We have all seen the headlines. Companies are laying off workers, and some are even rescinding offers. Numerous reports of organizations "tightening their belts" via hiring freezes and smaller teams. If you are trying to break into the tech industry it can be disheartening and downright scary. It has given me uncomfortable flashbacks to the economic crisis of 2008 when I was a fresh-faced law graduate seeking work. People were taking MASSIVE hits to their investment portfolios and retirement accounts. Positions dried up. The competition got even stiffer as laid-off experienced workers were more in demand. Sound familiar?

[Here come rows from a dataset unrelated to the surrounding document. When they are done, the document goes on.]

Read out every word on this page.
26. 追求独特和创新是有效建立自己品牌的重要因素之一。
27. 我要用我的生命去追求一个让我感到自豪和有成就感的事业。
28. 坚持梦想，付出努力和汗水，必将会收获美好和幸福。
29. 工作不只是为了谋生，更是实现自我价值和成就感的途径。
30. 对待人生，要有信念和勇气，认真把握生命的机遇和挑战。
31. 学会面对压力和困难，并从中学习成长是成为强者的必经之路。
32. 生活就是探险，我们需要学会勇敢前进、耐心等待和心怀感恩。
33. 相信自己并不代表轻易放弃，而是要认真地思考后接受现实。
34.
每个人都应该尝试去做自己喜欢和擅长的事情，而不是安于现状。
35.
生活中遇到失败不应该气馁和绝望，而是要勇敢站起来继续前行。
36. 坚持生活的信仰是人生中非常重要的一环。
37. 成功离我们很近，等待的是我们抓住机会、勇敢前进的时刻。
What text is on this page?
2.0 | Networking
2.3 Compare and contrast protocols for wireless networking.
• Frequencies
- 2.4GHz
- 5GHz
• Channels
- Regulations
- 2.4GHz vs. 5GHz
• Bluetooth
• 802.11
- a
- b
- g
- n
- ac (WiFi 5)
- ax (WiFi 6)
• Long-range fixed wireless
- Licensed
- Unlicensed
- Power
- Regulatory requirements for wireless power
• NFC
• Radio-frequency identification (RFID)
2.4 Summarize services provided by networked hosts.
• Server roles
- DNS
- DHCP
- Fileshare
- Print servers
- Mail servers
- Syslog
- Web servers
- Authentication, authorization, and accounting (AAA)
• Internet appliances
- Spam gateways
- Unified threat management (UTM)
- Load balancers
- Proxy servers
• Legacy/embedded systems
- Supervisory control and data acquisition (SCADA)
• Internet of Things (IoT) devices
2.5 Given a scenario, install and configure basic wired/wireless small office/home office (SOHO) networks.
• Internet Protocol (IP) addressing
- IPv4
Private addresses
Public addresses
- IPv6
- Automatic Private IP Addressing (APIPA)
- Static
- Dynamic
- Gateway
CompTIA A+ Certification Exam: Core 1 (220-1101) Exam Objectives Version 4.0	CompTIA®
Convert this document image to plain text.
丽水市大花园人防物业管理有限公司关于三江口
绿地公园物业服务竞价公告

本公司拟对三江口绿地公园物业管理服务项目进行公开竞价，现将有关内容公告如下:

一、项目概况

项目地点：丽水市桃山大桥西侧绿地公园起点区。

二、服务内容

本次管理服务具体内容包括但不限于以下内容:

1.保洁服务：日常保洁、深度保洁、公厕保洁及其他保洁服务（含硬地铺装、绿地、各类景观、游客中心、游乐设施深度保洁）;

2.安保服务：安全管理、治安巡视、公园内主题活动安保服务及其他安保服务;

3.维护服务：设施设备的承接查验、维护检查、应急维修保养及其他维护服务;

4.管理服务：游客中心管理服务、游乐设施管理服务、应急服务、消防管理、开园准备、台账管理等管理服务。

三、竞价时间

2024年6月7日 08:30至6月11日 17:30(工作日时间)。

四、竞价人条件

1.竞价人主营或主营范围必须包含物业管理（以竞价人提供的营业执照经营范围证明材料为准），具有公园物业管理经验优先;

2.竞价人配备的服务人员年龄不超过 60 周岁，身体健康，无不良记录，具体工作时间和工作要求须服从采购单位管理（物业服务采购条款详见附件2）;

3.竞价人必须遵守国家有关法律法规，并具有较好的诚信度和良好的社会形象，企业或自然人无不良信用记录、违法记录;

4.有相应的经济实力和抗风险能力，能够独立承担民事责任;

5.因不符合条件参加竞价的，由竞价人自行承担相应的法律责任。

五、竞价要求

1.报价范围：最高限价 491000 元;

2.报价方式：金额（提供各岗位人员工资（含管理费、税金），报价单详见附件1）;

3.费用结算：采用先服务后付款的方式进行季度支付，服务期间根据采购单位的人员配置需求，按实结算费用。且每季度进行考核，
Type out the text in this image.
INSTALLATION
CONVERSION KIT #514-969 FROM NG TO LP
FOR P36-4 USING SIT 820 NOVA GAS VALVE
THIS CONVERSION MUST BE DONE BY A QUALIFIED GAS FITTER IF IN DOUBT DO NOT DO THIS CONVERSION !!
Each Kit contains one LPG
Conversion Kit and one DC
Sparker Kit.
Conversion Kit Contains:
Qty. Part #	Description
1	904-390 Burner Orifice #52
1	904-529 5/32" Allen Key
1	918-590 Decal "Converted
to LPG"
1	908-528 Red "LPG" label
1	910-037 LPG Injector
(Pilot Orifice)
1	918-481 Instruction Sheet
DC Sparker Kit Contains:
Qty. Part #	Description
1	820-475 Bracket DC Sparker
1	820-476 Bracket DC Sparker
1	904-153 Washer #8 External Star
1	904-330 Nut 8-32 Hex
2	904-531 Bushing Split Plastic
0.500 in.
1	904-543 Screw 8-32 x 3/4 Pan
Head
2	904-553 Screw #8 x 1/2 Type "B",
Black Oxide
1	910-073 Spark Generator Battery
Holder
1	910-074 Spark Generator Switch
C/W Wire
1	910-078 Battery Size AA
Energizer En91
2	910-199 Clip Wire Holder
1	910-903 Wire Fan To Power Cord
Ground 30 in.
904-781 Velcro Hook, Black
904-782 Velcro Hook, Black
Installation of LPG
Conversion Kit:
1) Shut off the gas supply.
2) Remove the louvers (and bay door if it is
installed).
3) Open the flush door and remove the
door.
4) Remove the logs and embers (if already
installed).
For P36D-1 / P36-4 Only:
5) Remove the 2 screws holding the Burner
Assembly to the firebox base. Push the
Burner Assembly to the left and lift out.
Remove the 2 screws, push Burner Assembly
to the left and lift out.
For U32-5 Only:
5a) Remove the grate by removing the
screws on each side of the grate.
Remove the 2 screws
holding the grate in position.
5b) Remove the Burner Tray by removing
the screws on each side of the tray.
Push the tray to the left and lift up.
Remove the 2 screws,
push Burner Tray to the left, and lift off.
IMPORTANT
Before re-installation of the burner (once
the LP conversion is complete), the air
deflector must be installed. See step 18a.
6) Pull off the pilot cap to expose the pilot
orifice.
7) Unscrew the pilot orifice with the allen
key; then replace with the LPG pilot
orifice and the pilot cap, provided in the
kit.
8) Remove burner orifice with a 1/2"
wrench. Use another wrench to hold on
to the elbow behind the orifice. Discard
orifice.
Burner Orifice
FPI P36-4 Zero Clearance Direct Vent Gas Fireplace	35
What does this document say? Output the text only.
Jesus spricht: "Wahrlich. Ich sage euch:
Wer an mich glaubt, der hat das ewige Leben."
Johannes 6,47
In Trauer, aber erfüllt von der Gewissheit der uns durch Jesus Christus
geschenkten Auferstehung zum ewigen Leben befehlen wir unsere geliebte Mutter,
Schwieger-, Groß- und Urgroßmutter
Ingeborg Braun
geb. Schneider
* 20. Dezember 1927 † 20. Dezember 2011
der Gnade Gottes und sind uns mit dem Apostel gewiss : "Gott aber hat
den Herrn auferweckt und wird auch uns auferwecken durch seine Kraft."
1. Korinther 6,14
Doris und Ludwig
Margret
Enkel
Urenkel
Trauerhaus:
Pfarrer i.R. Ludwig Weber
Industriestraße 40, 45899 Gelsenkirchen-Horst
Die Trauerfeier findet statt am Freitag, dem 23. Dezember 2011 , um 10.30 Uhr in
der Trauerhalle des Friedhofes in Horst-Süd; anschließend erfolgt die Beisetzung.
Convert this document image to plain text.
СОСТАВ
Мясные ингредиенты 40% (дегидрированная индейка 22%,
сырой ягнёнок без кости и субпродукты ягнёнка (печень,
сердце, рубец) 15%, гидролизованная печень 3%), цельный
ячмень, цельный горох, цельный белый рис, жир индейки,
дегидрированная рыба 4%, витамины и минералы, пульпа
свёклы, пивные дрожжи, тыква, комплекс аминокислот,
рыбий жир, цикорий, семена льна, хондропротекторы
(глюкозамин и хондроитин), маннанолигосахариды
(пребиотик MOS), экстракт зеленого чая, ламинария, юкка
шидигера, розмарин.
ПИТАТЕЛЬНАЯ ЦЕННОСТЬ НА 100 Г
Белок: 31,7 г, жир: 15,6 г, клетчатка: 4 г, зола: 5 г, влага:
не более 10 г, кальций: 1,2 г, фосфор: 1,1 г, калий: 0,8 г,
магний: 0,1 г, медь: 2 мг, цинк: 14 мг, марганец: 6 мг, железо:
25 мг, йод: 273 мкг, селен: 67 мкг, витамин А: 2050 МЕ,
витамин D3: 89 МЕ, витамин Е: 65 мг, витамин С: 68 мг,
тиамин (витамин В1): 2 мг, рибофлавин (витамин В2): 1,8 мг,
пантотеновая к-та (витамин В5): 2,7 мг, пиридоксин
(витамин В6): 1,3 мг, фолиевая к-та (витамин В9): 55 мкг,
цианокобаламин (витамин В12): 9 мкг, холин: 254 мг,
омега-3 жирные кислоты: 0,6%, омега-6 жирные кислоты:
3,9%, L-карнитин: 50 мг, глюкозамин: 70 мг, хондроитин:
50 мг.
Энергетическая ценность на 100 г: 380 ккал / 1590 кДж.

I was doing my best to stay positive and keep working hard, but I won't pretend I am immune to some of the doom and gloom reporting. However, a couple of weeks ago, I was watching the Codeland 22 Conference and Kelsey Hightower was speaking. He used a phrase I've often heard when it came to music, the arts, and even sports; "perfect your craft." I never thought of being a software engineer as a craft, but it made perfect sense. You must constantly improve if you want to be good, much less great at anything. You have to go deeper, learn more, and practice BEING great. I don't know if it was Kelsey's purpose, but it definitely lifted the clouds of doubt that had begun to settle over my tech journey. It renewed my commitment. So what if things looked dour? Why should I let a changing landscape keep me from being the best engineer I could be? Did I want to be a software engineer or not?
So I decided on a different approach. Sports fans know about the offseason. It's the time athletes use to rest their bodies from a busy and often physically brutal season. They also use it as a time to get better. They get stronger, smarter, and faster. They shoot in the gym constantly, they run route after route, watch countless hours of game film, and hit pitch after pitch so that when the new season arrives, they are even greater.
So I challenge myself and all of you who may be feeling a bit down about the tech industry to use this time as the offseason. Get better, stronger, faster. Code every day. Buy that whiteboard. Do those data and algorithm questions. Take proper breaks to rest, but don't quit. Start on Leetcode. Build, break and refine projects again and again.
My father passed away a couple of years ago, and he had a saying that has stuck with me whenever I feel low. "You can't have a valley without a peak on each side." So if you feel like you are in a valley? Take a moment to reflect on just how much you have already learned and push yourself to be even greater; so that when the peak season arrives? You will be ready to fly. You will be unstoppable and undeniable. Never forget YOU GOT THIS!!!